Heard About the Anti-Gossip?
IT takes some gall to start a campaign against gossip. Like the weather, it's everywhere. But can you really do anything about it?
Yes, says a group of religious leaders, celebrities, and politicians launching an advertising campaign against dirt-dishing small talk. (See story, page 2.) They hope to start a grass-roots movement that will make tittle-tattlers think twice before wagging their tongues and hurting others.
From cave fires to office water coolers to the Internet, humans have for too long taken malicious gossip for granted. One prominent Washington socialite so reveled in political gossip that she had a sofa pillow that read: "If you can't say something good about someone, sit right here by me."

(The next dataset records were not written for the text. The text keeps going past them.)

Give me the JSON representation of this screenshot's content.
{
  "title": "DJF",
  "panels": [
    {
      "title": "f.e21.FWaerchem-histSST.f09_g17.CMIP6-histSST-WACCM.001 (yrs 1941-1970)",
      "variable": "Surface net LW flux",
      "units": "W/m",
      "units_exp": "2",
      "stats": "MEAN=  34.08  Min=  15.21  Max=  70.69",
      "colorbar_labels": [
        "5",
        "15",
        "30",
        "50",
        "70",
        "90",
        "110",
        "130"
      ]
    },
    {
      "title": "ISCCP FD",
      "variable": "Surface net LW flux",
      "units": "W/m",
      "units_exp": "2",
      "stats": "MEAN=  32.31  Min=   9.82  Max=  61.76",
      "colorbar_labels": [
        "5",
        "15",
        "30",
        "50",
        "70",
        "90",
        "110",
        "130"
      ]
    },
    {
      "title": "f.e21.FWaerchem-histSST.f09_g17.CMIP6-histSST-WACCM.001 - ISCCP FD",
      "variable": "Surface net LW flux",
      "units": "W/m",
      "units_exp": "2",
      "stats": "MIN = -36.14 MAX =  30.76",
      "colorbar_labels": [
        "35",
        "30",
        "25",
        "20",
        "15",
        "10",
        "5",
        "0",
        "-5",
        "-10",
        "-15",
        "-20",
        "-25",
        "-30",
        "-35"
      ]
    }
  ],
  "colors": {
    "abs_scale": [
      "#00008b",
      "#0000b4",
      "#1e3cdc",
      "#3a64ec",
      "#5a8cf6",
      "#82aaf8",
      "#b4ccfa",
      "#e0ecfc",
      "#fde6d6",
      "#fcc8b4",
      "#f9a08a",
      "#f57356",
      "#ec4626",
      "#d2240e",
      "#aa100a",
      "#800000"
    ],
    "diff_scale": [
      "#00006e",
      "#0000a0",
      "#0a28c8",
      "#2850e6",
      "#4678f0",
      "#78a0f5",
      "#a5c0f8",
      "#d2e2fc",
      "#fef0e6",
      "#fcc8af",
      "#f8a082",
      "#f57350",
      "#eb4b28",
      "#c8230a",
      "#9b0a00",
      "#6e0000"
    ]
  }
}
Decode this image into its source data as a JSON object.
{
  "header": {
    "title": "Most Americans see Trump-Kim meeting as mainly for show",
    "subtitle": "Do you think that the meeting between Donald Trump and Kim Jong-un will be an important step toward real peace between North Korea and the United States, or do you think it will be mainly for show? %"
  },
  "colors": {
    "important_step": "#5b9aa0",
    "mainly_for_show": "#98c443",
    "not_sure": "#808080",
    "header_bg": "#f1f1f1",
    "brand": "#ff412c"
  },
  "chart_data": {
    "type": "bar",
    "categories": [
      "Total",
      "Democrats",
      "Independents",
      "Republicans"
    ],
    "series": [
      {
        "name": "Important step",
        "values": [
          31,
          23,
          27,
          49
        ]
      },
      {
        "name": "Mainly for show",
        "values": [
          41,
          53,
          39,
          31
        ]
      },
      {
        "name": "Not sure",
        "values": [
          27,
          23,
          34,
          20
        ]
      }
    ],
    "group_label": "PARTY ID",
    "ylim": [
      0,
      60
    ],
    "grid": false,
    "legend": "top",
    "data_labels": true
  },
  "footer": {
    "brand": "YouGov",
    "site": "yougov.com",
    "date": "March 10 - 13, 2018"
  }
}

Gossip has become a media industry, sustaining supermarket tabloids, TV shows about Hollywood stars, and websites devoted to spreading unsubstantiated rumors. So strong is the public appetite for gossip about celebrities that it forced a chauffeur for Princess Diana to drive too fast in order to avoid the paparazzi.
The new anti-gossip group, with the same name as its website, WordsCanHeal.org, may be the Dutch boy with his finger in the dike, but with gossip flying at the click of a mouse these days, something must be done.

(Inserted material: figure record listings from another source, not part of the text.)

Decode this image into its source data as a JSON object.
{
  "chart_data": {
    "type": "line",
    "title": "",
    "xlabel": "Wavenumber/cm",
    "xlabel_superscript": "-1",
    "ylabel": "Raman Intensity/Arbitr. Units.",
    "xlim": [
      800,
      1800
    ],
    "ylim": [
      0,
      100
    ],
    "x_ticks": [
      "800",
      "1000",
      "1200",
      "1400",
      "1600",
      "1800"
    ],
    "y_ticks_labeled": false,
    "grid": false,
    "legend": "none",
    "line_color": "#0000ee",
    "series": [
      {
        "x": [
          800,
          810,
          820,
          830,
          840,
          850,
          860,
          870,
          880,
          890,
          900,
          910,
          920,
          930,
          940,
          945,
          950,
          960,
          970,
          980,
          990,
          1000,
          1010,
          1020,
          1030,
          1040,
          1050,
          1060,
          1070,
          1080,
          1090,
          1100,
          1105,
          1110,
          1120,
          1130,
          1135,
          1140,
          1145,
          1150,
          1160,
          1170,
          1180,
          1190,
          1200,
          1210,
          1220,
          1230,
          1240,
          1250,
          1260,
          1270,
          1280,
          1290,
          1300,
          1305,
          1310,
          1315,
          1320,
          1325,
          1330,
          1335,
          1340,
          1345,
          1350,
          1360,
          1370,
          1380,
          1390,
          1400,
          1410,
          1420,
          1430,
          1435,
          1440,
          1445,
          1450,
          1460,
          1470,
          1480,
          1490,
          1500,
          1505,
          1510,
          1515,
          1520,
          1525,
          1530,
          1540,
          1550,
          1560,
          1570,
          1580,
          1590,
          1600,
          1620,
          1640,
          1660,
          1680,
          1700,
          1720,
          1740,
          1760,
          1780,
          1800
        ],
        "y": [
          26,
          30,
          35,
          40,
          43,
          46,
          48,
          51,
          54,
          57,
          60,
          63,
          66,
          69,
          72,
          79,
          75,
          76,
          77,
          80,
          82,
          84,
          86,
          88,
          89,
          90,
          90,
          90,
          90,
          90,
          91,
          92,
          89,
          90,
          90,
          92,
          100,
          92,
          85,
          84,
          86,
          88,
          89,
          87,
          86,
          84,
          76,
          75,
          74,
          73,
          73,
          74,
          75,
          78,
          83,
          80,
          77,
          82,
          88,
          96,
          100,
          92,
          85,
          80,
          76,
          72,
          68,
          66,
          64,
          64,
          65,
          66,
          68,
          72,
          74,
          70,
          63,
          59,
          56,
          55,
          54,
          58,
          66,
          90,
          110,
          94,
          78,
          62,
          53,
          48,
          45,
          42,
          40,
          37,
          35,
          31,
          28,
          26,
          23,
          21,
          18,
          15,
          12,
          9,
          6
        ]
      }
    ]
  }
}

In fact, in a poll commissioned by the group, some 70 to 80 percent of Americans say that gossip is a problem. Obviously, people are waiting for someone to lead.
Speaking ill of others behind their backs is a signal that the gossiper could use a lesson in self-respect. Loose lips sink ships, and ruining reputations with cruel rumors only sinks the perpetrator into a moral morass.
At its best, gossip is a sign of love and joy for others, a way to feel close. But when gossip becomes slander, it's a denial of truth.
Many companies now try to stop rumors in the workplace before they start. The best ways are to keep up a regular flow of information and to keep workers from being bored. Chronic rumormongers who defame others are thus quickly found out.
Backbiting gossip only coarsens society. But if enough people use words to heal rather than hurt, gossip may no longer be taken for granted.